World J Radiol. 2012 Feb 28; 4(2): 53–57. - "Primary hepatic NHL is very rare, only 0.016% of all NHL. Of all primary extranodal NHL only 0.4% arise in the liver. 1.1% of all primary hepatic tumors in 30 years in the Johns Hopkins tumor registry consisted of PHL. The incidence of hepatic involvement in NHL is described between 16% and 22%, stressing the importance of careful investigation to disseminated disease outside of the liver."
Primary lymphoma of the liver - A complex diagnosis
Steller EJA et al.
World J Radiol. 2012 Feb 28; 4(2): 53–57. - "At initial presentation a third of patients present with a solitary liver nodule while another third have multiple lesions, and the remaining cases have diffuse infiltration of the liver."
Primary lymphoma of the liver - A complex diagnosis
Steller EJA et al.
World J Radiol. 2012 Feb 28; 4(2): 53–57. - "On tri-phasic liver CT scan PHL usually presents itself as a hypodense lesion, with possible areas of inhomogeneity. Occasionally local areas of rim enhancement or calcifications may be seen."

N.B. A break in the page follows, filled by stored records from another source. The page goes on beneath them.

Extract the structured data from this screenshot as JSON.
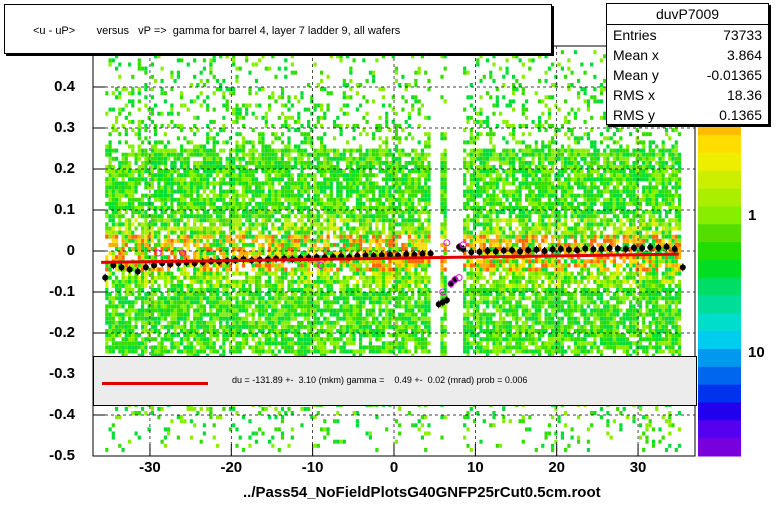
{
  "chart_data": {
    "type": "heatmap",
    "title": "<u - uP>       versus   vP =>  gamma for barrel 4, layer 7 ladder 9, all wafers",
    "xlabel": "",
    "ylabel": "",
    "xlim": [
      -37,
      37
    ],
    "ylim": [
      -0.5,
      0.5
    ],
    "xticks": [
      "-30",
      "-20",
      "-10",
      "0",
      "10",
      "20",
      "30"
    ],
    "yticks": [
      "-0.5",
      "-0.4",
      "-0.3",
      "-0.2",
      "-0.1",
      "0",
      "0.1",
      "0.2",
      "0.3",
      "0.4"
    ],
    "ztick_labels": [
      "1",
      "10"
    ],
    "colors": {
      "accent": "#e00000",
      "profile": "#000000",
      "outlier": "#e010e0",
      "panel": "#ececec"
    },
    "fit_line": {
      "x": [
        -36,
        35
      ],
      "y": [
        -0.0278,
        -0.0076
      ]
    },
    "profile": {
      "x": [
        -35.5,
        -34.5,
        -33.5,
        -32.5,
        -31.5,
        -30.5,
        -29.5,
        -28.5,
        -27.5,
        -26.5,
        -25.5,
        -24.5,
        -23.5,
        -22.5,
        -21.5,
        -20.5,
        -19.5,
        -18.5,
        -17.5,
        -16.5,
        -15.5,
        -14.5,
        -13.5,
        -12.5,
        -11.5,
        -10.5,
        -9.5,
        -8.5,
        -7.5,
        -6.5,
        -5.5,
        -4.5,
        -3.5,
        -2.5,
        -1.5,
        -0.5,
        0.5,
        1.5,
        2.5,
        3.5,
        4.5,
        5.5,
        6.0,
        6.5,
        7.0,
        7.5,
        8.0,
        8.5,
        9.5,
        10.5,
        11.5,
        12.5,
        13.5,
        14.5,
        15.5,
        16.5,
        17.5,
        18.5,
        19.5,
        20.5,
        21.5,
        22.5,
        23.5,
        24.5,
        25.5,
        26.5,
        27.5,
        28.5,
        29.5,
        30.5,
        31.5,
        32.5,
        33.5,
        34.5,
        35.5
      ],
      "y": [
        -0.065,
        -0.035,
        -0.04,
        -0.045,
        -0.05,
        -0.04,
        -0.035,
        -0.03,
        -0.032,
        -0.03,
        -0.028,
        -0.03,
        -0.027,
        -0.025,
        -0.026,
        -0.024,
        -0.022,
        -0.02,
        -0.023,
        -0.021,
        -0.02,
        -0.019,
        -0.018,
        -0.02,
        -0.017,
        -0.016,
        -0.015,
        -0.016,
        -0.014,
        -0.013,
        -0.015,
        -0.012,
        -0.011,
        -0.012,
        -0.01,
        -0.009,
        -0.011,
        -0.008,
        -0.009,
        -0.007,
        -0.006,
        -0.13,
        -0.125,
        -0.12,
        -0.08,
        -0.07,
        0.01,
        0.005,
        -0.003,
        -0.002,
        0.0,
        -0.001,
        0.001,
        0.002,
        -0.001,
        0.002,
        0.003,
        0.0,
        0.004,
        0.005,
        0.003,
        0.002,
        0.006,
        0.004,
        0.005,
        0.007,
        0.006,
        0.005,
        0.008,
        0.007,
        0.009,
        0.008,
        0.01,
        0.005,
        -0.04
      ]
    },
    "outliers": {
      "x": [
        6.5,
        7.5,
        8.5,
        6.0,
        7.0,
        8.0,
        -29,
        -26,
        -9
      ],
      "y": [
        0.02,
        -0.07,
        0.015,
        -0.1,
        -0.08,
        -0.065,
        -0.005,
        -0.005,
        -0.035
      ]
    }
  },
  "title_box": {
    "text": "<u - uP>       versus   vP =>  gamma for barrel 4, layer 7 ladder 9, all wafers"
  },
  "stats": {
    "name": "duvP7009",
    "rows": [
      {
        "label": "Entries",
        "value": "73733"
      },
      {
        "label": "Mean x",
        "value": "3.864"
      },
      {
        "label": "Mean y",
        "value": "-0.01365"
      },
      {
        "label": "RMS x",
        "value": "18.36"
      },
      {
        "label": "RMS y",
        "value": "0.1365"
      }
    ]
  },
  "fit": {
    "text": "du = -131.89 +-  3.10 (mkm) gamma =    0.49 +-  0.02 (mrad) prob = 0.006"
  },
  "footer": {
    "filename": "../Pass54_NoFieldPlotsG40GNFP25rCut0.5cm.root"
  }
}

Primary lymphoma of the liver - A complex diagnosis
Steller EJA et al.
World J Radiol. 2012 Feb 28; 4(2): 53–57. - "Liver involvement by secondary Non Hodgkin’s lymphoma is relatively common. Primary liver lymphoma (PLL) is extremely rare. Among all extra nodal lymphomas, PLL constitutes <1% of all cases."
PRIMARY LIVER LYMPHOMA
S. Khalid et al.
JBR–BTR, 2013, 96: 84-86. - "Four of eighteen patients presented with a single focal lesion. Thirteen of eighteen patients presented with multiple well defined focal lesions. One patient presented with a diffuse hepatic involvement. On triphasic CT, three patients showed gradual progressive contrast enhancement. Lesions remained isodense to the liver on the arterial phase with mild enhancement in the portal phase and showed washout on the delayed phase in two patients. The remaining thirteen patients showed multiple hypodense non-enhancing lesions."
Multidetector CT (MDCT) Findings Of Primary Hepatic Lymphoma.
El-Badrawy A et al.
Gulf J Oncolog. 2016 Jan;1(20):64-70.